Na última década, essa também tem sido uma prática comum nas áreas de processamento de sinais, computação e aprendizado de máquina. Tudo começa com a descrição do desafio, suas regras e a disponibilização pública e gratuita de uma base de dados. Com isso, grupos de pesquisa de qualquer localização podem disponibilizar os algoritmos desenvolvidos e seus resultados. Isso possibilita o avanço do entendimento daquele tema, gerando a produção de artigos científicos e, em alguns casos, até prêmios em dinheiro. Uma vez que a base de dados utilizada no desafio permanece pública, também é importante para encorajar futuros grupos a continuarem trabalhando naquele problema.

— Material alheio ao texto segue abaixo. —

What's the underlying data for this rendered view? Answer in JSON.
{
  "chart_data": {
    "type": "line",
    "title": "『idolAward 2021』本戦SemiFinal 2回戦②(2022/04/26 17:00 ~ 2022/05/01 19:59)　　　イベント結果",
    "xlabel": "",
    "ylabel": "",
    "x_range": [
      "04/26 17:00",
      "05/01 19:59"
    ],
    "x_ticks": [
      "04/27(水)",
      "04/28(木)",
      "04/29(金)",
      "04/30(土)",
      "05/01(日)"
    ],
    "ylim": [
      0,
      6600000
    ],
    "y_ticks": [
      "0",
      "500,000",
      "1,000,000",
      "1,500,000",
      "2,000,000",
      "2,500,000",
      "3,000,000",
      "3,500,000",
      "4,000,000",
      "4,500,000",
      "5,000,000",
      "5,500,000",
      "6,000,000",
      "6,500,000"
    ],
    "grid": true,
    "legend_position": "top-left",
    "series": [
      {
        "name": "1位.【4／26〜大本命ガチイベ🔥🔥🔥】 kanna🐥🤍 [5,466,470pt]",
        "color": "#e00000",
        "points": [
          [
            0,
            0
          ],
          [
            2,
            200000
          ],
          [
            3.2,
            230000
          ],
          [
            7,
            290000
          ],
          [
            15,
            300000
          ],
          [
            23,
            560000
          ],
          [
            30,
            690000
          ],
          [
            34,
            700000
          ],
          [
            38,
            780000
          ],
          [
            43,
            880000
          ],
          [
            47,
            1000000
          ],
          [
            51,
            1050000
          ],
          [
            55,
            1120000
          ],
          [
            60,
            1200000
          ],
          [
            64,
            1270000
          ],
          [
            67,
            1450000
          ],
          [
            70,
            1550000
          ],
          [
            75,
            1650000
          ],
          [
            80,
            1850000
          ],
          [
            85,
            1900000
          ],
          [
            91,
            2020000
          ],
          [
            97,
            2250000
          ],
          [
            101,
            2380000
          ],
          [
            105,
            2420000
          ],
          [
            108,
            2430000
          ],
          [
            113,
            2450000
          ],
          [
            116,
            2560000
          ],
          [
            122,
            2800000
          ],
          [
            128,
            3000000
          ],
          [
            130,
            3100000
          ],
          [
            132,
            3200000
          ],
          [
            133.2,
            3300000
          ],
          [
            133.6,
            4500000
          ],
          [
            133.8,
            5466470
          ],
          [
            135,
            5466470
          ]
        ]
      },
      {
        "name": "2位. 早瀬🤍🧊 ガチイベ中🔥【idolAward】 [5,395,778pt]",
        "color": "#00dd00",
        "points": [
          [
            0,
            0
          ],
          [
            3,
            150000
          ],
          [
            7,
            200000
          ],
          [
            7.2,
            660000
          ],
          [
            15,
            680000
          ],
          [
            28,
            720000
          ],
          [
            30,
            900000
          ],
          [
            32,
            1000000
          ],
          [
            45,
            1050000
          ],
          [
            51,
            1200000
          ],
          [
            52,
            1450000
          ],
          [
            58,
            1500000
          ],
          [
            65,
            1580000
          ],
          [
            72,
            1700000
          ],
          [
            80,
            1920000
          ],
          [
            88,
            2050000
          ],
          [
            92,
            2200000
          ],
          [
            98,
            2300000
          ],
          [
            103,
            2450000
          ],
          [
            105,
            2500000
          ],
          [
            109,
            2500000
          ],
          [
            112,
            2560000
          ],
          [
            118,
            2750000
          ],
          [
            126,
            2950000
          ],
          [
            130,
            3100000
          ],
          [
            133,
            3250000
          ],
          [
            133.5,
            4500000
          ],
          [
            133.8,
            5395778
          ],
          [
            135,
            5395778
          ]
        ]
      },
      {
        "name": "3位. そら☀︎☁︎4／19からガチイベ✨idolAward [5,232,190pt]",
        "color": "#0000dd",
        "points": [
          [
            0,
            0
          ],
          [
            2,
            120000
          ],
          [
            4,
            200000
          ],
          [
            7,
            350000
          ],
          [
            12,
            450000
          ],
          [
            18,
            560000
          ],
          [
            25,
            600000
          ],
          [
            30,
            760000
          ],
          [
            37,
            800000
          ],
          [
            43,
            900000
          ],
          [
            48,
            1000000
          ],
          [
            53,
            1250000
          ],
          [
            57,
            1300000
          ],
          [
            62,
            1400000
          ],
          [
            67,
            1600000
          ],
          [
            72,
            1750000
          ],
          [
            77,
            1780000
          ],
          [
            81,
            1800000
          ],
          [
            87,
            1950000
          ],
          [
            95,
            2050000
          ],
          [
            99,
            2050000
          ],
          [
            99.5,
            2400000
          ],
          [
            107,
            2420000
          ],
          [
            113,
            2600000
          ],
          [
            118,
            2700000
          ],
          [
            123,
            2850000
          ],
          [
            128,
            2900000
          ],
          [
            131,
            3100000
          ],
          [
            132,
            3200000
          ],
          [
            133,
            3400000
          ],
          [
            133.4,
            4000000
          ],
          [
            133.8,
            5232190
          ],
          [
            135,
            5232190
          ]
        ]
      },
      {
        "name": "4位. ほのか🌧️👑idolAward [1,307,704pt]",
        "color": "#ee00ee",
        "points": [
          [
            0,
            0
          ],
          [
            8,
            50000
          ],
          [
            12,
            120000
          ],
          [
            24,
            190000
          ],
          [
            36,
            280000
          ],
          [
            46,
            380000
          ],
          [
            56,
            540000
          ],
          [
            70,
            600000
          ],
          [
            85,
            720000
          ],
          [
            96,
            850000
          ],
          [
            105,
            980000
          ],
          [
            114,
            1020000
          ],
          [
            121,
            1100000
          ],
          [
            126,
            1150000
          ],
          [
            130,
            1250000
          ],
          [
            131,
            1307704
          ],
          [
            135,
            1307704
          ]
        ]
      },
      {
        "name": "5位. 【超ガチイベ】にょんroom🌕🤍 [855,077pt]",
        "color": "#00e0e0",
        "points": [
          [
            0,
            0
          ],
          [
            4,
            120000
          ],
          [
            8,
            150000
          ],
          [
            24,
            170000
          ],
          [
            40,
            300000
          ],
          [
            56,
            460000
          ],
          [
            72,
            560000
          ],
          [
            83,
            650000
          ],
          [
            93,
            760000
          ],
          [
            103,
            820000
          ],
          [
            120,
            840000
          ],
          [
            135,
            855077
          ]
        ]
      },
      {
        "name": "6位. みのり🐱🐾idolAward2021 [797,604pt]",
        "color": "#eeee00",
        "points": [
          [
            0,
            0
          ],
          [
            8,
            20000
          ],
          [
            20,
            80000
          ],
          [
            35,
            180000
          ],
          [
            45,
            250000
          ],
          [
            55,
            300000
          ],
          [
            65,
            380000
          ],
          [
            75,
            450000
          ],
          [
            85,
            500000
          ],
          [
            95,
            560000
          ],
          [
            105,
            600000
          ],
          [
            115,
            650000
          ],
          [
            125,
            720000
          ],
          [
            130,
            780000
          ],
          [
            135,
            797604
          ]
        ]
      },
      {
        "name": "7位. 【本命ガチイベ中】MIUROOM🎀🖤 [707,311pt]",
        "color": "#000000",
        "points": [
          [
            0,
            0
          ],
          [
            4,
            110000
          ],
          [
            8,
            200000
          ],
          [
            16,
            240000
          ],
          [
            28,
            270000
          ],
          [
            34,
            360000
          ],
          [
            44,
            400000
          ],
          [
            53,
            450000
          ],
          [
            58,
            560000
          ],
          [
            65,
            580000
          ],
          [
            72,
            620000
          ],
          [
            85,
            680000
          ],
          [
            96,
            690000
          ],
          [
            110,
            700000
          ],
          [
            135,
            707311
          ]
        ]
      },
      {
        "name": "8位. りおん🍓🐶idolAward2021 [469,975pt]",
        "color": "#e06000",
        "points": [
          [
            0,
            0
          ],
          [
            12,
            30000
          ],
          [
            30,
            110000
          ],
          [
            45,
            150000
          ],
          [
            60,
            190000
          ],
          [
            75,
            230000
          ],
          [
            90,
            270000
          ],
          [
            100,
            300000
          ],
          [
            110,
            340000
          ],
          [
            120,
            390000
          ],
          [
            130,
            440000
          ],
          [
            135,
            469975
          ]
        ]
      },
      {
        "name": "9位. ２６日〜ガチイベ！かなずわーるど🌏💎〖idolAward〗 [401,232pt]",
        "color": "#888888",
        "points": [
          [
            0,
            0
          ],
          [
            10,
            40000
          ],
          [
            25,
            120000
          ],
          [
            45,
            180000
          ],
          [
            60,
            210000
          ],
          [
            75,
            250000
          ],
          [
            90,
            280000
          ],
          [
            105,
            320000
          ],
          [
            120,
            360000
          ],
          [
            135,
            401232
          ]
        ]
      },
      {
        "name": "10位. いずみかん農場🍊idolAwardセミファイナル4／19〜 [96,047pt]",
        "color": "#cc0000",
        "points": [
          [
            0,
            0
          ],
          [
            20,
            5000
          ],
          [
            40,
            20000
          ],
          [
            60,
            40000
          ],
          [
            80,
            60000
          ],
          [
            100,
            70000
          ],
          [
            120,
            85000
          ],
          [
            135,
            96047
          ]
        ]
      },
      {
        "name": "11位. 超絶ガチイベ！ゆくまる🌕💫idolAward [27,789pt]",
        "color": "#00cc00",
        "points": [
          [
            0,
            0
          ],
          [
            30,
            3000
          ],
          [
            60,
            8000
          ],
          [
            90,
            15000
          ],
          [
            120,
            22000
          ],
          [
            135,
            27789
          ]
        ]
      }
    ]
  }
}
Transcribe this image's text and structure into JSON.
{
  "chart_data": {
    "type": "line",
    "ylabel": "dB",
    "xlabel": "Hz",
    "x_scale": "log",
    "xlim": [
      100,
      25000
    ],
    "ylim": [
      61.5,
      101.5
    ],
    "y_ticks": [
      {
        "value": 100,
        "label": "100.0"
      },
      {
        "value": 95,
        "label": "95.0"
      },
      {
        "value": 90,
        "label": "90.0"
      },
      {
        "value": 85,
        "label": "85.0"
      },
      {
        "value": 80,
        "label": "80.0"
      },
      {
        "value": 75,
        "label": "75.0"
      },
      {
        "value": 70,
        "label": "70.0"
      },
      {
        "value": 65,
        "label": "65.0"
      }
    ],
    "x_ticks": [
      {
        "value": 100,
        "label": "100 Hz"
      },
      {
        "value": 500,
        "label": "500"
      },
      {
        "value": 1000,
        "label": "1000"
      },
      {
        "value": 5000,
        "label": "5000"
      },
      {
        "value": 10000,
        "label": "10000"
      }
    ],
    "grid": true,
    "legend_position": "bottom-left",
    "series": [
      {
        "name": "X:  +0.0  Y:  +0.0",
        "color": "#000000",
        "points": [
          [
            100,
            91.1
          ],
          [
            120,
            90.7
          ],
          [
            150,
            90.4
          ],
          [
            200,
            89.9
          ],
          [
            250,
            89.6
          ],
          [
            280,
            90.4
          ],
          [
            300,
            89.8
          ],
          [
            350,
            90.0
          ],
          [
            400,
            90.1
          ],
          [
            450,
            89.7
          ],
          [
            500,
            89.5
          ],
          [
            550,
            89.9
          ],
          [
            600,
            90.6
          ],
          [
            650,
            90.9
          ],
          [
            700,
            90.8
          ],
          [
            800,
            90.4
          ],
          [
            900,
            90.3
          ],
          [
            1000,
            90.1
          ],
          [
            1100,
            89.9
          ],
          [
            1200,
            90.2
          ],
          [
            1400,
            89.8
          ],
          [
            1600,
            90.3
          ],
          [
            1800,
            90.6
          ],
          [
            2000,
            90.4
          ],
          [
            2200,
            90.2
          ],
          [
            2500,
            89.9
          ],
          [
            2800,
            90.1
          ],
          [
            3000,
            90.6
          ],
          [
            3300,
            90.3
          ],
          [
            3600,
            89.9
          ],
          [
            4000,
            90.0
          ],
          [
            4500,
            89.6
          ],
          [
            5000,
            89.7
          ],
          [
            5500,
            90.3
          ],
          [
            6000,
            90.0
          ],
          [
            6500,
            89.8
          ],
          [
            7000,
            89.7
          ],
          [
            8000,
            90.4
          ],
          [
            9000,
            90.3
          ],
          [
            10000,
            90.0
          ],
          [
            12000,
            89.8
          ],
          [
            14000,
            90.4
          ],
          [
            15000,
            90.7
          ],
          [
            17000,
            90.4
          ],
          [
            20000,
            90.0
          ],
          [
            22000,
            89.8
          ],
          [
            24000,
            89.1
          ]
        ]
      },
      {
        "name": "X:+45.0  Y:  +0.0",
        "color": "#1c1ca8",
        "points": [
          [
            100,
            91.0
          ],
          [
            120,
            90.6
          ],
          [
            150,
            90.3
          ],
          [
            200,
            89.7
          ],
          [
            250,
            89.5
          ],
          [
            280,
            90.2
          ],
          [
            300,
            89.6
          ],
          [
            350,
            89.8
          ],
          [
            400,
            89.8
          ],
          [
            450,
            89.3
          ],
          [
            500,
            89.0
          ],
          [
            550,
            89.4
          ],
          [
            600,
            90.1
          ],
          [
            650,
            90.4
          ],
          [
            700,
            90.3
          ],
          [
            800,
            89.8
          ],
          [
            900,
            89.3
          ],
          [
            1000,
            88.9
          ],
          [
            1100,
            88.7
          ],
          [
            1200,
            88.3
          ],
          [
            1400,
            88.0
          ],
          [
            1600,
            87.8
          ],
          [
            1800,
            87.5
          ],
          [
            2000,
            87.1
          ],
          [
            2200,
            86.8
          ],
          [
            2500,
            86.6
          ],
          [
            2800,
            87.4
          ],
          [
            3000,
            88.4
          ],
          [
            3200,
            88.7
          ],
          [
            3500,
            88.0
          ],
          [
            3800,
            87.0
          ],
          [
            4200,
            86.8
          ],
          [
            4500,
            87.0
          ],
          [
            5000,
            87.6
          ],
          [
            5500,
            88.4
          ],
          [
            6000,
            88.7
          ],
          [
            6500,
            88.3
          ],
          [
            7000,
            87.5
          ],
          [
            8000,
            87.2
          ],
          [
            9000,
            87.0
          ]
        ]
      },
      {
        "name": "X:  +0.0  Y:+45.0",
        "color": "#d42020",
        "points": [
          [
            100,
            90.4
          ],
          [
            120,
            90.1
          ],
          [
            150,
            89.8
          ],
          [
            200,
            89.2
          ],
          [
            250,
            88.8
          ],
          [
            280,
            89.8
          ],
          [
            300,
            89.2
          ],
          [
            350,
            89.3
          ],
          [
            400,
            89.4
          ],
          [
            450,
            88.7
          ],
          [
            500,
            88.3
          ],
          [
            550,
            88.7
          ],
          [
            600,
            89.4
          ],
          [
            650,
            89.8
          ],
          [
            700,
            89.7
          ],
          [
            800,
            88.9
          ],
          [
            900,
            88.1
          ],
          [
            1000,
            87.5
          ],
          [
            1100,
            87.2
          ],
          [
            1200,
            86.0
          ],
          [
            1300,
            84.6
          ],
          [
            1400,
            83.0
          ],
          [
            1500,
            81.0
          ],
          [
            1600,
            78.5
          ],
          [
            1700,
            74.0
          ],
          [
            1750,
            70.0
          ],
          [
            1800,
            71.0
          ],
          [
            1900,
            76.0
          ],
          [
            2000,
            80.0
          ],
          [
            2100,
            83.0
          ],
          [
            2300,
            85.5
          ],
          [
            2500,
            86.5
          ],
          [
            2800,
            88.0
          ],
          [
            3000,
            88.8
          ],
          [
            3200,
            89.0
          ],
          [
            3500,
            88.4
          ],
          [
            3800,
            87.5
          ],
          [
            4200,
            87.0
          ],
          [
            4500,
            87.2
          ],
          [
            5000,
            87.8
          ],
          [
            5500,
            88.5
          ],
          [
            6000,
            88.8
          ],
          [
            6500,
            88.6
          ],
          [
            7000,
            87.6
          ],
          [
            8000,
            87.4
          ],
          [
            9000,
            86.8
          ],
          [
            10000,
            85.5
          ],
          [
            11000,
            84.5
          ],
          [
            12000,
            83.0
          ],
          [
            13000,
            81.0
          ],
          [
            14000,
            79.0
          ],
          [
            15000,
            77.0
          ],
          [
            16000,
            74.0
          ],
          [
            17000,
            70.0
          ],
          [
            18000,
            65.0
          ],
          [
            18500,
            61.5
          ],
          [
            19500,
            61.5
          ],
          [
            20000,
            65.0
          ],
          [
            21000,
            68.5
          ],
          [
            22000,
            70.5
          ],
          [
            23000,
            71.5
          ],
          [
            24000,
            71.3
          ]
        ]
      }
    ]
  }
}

Vamos agora para alguns exemplos:
- A Sociedade de Processamento de Sinais do IEEE tem uma página com diversos desafios realizados entre 2012 e 2022. Além disso, há desafios que são associados à congressos organizados pelo próprio IEEE. Nesses dois casos, os temas são muito variados e incluem cancelamento de eco acústico, supressão de ruído em áudios e detecção de ovos de parasitas em imagens microscópicas;
- A Associação Americana de Físicos na Medicina possui uma página na qual diversos desafios relacionados com a geração de imagens médicas podem ser encontrados, como o desafio de cosmografia computadorizada de baixa dose e o de tomografia computadorizada de visão esparsa;
- A Sociedade Radiológica da América do Norte possui uma página em que busca a aplicação de inteligência artificial na solução de problemas, como na detecção de COVID-19, detecção de tumor cerebral, de embolismo pulmonar e de hemorragia intracranial;
- Existem também plataformas específicas para o desenvolvimento desses desafios. Uma delas é a Grand Challenge, na qual diferentes eventos podem organizar seus desafios.
Uma iniciativa desse tipo também foi realizada pela Sociedade Finlandesa de Problemas Inversos, com pesquisadores associados à Universidade de Helsinki. Entre eles está o professor doutor Fernando Silva de Moura, do curso de Engenharia Biomédica da UFABC, que realizou pós-doutorado nesta universidade. Eles escolheram um problema e o levaram para um nível de dificuldade que seja extremo, de modo que as técnicas tradicionais não mais eram adequadas:
- Assim, em 2021, aconteceu o Helsinki Deblur Challenge (HDC2021), na qual duas câmeras tiravam foto de uma mesma tela onde eram projetadas imagens de texto e naturais. Enquanto uma câmera estava com o foco ajustado, a segunda câmera ia sendo cada vez mais desfocada, gerando imagens borradas (do inglês blurred). O desafio continha 20 níveis de dificuldade, sendo o nível 0 as próprias imagens nítidas e o nível 19 as imagens mais borradas.
- Logo, o desafio consistia em realizar o deblurring, isto é, restaurar as imagens nítidas a partir das imagens borradas. A Figura 1 mostra um exemplo de imagem natural e um exemplo de imagem de texto do desafio. Esses dados foram disponibilizados gratuitamente.
- Um grupo de pesquisa de alunos da pós-graduação em Engenharia da Informação participou desse desafio e um exemplo dos resultados obtidos é mostrado na Figura 2. Essa participação resultou em um artigo publicado em periódico internacional que pode ser acessado em [3].
A participação em desafios internacionais é uma ótima oportunidade de testar algoritmos que o grupo já pesquisa, servindo como uma espécie de termômetro para a comparação dos resultados. Eles permitem que se esteja sempre atualizado em relação ao estado da arte daquele problema, trazendo o conhecimento e desenvolvimento de novas propostas, bem como abrindo caminhos de interação com grupos de pesquisa do mundo inteiro.